Module: HST5359 Freedom and Nationhood: The State in Post-Colonial Africa,1956-2006

By: Frances Murray


Field Marshal Mwariama inspects his troops at a Mau Mau hideout in Meruland, 1963.

The self-congratulatory view of the British Empire is epitomised in Conservative MP Liam Fox’s tweet ‘the United Kingdom, is one of the few countries in the European Union that does not need to bury its 20th century history’. This clean view of Empire is not entirely transparent. Britain was far from being the bringers of civilisation in virgin lands. The Ghost of Empire, as Kwasi Karteng has dubbed it, has met with moral obligation.[1] The re-writing of the British history of decolonisation is firmly underway with the very public reassessment of the legitimacy of British colonial action in Kenya between 1952 and 1960. The Foreign Office is being held accountable for the systematised force against, and the detainment of up to 40,000 Kikuyu, Embu, Meru and Kamba during the Mau Mau Rebellion. In what was deemed repression reminiscent of fascism, the Mau Mau Rebellion’s legacy has stirred the British Empire from its strategic amnesia almost 60 years later.[2] History is on trial.

It is perhaps unsurprising the dust is being swept off the fabricated colonial metanarrative of the Mau Mau Rebellion. Four years previously, a 2011 High Court case made the war crimes and atrocities committed by Britain during the Mau Mau Rebellion public discourse and established that UK courts had jurisdiction to hear historical claims.[3] This came after the colonial ban on Mau Mau was lifted by the Kenyan government in 2003, marking the 40th year of independence. The subsequent exploration of archival damage on the eve of decolonisation located the discord between colonial records and reality. What was found was clear-cut, a deliberate strategy of concealment by colonial authorities. Damning revelatory documents from Hanslope Park emerged, belatedly detailing the draconian anti-terrorist laws put in place that suspended the human rights of Mau Mau suspects in detention camps. Details describe the essentially restrictive police state during the 1952 and 1960 Rebellion. The suppression of the past penned by the British government was symptomatic of the fact Britain is guilty as charged to its war crimes.

The British Empire has been held on a pedestal of both benevolence and liberalism. Though the paradox exists between the legacy of the Empire and the lived experiences of the colonised. The British occupation of Kenya was contrived as an act of philanthropy, a ‘benevolent’ Christian ‘civilising’ mission in the Dark Continent. In fact, the Empire as a whole was largely reliant on this imperial ethos. In reality, the colonisation of Kenya was inherently coercive and exploitative. Authorities were totalitarian in their conduct and the climate of institutionalised subjugation of Kenyans, most predominately the Kikuyu, was deep rooted.


Every aspect of Kikuyu life was made governable and there was no alternative to complicity.

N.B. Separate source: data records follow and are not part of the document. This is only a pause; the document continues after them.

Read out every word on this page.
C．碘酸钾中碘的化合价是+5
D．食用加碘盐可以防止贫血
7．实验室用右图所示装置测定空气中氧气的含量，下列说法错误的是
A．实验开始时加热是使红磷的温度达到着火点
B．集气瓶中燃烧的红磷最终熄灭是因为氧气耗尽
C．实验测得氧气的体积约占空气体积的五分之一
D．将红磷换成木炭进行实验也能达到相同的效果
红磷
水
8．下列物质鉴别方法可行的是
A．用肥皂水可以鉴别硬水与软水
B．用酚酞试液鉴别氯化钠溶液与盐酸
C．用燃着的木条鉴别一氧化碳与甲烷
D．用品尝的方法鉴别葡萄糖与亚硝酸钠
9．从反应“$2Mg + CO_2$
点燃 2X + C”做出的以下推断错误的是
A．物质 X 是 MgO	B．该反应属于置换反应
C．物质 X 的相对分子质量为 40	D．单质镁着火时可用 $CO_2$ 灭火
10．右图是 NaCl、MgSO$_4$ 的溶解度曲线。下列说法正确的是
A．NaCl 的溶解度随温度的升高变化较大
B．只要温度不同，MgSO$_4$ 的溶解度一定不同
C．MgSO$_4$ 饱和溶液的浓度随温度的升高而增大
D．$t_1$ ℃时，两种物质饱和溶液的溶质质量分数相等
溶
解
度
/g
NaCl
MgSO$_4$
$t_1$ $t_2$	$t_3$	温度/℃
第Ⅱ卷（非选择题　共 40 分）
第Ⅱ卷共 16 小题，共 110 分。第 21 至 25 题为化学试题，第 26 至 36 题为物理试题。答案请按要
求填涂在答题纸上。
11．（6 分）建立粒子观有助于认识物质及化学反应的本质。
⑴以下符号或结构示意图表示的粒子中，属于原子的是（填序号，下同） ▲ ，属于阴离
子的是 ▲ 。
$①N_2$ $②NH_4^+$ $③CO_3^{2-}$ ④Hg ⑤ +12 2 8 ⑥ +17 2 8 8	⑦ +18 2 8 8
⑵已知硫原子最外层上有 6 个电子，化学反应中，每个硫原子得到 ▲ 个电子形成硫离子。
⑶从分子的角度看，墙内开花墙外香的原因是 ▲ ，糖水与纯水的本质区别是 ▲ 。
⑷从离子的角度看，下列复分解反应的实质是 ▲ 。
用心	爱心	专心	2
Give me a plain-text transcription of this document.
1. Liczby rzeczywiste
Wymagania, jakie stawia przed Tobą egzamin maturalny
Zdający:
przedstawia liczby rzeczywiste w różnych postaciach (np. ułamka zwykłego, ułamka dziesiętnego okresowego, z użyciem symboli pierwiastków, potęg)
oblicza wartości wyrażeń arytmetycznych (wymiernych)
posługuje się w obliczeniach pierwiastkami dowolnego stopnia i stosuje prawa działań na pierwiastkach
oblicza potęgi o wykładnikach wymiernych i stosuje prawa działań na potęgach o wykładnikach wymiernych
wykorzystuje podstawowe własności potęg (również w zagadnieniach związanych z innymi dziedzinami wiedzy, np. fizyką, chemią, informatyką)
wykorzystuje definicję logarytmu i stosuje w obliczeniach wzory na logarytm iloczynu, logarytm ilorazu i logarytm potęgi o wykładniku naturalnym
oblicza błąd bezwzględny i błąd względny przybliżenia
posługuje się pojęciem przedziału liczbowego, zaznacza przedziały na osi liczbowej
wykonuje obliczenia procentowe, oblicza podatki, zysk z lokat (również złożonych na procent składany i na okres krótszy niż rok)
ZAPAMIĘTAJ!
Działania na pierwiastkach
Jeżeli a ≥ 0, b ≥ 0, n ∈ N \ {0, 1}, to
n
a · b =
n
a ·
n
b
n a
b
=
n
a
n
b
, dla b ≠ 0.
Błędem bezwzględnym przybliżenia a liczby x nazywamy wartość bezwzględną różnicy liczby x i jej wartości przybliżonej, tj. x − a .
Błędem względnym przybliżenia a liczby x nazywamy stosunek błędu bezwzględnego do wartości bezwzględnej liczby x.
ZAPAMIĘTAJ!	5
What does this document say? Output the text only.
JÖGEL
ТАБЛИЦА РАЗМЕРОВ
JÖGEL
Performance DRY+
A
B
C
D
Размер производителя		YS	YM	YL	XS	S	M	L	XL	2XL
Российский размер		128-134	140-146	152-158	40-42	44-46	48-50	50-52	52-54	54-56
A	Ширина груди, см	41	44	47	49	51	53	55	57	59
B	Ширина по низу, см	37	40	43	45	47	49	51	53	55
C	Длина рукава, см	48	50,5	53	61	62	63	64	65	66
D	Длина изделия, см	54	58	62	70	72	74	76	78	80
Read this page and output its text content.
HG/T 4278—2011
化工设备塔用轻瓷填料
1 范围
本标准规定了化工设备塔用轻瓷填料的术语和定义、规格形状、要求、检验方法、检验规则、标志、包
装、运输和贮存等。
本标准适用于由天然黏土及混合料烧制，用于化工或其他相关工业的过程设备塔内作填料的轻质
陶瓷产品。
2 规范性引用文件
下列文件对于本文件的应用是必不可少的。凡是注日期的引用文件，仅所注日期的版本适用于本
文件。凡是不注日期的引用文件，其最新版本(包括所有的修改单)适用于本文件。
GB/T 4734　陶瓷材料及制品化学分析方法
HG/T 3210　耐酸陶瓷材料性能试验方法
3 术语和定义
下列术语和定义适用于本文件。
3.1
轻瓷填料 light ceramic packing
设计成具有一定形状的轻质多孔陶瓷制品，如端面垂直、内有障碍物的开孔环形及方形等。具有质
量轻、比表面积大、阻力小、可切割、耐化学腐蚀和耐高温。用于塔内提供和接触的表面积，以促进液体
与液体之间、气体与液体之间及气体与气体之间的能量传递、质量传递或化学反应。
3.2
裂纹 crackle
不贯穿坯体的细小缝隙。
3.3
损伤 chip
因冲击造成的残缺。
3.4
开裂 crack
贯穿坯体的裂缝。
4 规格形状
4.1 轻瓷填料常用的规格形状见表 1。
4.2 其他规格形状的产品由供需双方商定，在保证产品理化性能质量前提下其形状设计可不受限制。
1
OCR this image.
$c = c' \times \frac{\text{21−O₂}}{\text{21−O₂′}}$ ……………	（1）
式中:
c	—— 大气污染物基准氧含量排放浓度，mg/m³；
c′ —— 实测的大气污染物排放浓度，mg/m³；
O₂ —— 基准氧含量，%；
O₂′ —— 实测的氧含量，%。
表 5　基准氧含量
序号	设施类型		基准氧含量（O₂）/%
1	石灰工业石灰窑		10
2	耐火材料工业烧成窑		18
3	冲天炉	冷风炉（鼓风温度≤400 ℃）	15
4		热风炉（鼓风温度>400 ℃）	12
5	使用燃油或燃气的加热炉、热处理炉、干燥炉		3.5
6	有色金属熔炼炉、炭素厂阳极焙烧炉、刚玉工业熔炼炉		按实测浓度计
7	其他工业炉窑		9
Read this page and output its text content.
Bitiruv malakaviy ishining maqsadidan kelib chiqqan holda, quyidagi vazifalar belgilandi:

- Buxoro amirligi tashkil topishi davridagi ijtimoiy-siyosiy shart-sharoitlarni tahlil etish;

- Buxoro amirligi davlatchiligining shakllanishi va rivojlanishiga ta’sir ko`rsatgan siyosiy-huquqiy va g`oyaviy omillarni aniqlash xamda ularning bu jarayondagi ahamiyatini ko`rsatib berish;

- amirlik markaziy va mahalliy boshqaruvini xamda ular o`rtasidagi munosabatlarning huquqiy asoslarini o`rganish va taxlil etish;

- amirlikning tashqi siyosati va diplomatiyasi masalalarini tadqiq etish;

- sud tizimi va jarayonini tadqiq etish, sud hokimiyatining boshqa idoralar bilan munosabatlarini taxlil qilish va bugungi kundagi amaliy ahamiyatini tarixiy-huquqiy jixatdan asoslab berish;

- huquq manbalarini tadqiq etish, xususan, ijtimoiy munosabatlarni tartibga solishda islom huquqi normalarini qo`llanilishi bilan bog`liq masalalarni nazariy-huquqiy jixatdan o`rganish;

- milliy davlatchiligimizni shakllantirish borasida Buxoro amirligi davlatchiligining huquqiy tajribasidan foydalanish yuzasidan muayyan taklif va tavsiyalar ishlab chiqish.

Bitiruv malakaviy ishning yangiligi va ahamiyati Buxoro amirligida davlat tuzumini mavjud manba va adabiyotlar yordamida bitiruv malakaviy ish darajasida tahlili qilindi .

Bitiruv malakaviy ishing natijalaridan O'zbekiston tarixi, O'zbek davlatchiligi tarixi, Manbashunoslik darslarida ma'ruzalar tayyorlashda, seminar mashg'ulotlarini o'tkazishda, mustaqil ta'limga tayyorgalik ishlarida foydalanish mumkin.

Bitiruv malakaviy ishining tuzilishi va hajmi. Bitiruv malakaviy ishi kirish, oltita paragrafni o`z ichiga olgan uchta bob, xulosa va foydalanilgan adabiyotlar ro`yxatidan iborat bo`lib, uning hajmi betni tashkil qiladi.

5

Nowhere was British self-interest and colonial hubris more apparent than the labelling of Kenya as the ‘White man’s country’ of East Africa.

However, the tide began to turn with the formation of the Mau Mau and radical desperation led to radical politics. The question remains, who were the Mau Mau and how were the seeds of the ‘Dirty War’ sown?

From the 1920’s onwards, white British settlers had undergone a regime of prejudiced practices. Settlers had appropriated 60,000 acres of rich and fertile agricultural land from the Kikuyu. The disenfranchisement of land had catastrophic effects. Economic dislocation and the exploitation of Kikuyu labourers for the sake of competitive production and capital in the ‘White Highlands’ was rife. The colonists alienated lands in which the Kikuyu had established mbari land rights, which was a massive exogenous shock. The Kikuyu were reduced to entering a pseudo-feudal relationship with white settlers as squatters. Kikuyu were consequently subject to crop restrictions as well as threats of clearance. The Kikuyu were helpless against the settler economy. Their grievances were substantiated.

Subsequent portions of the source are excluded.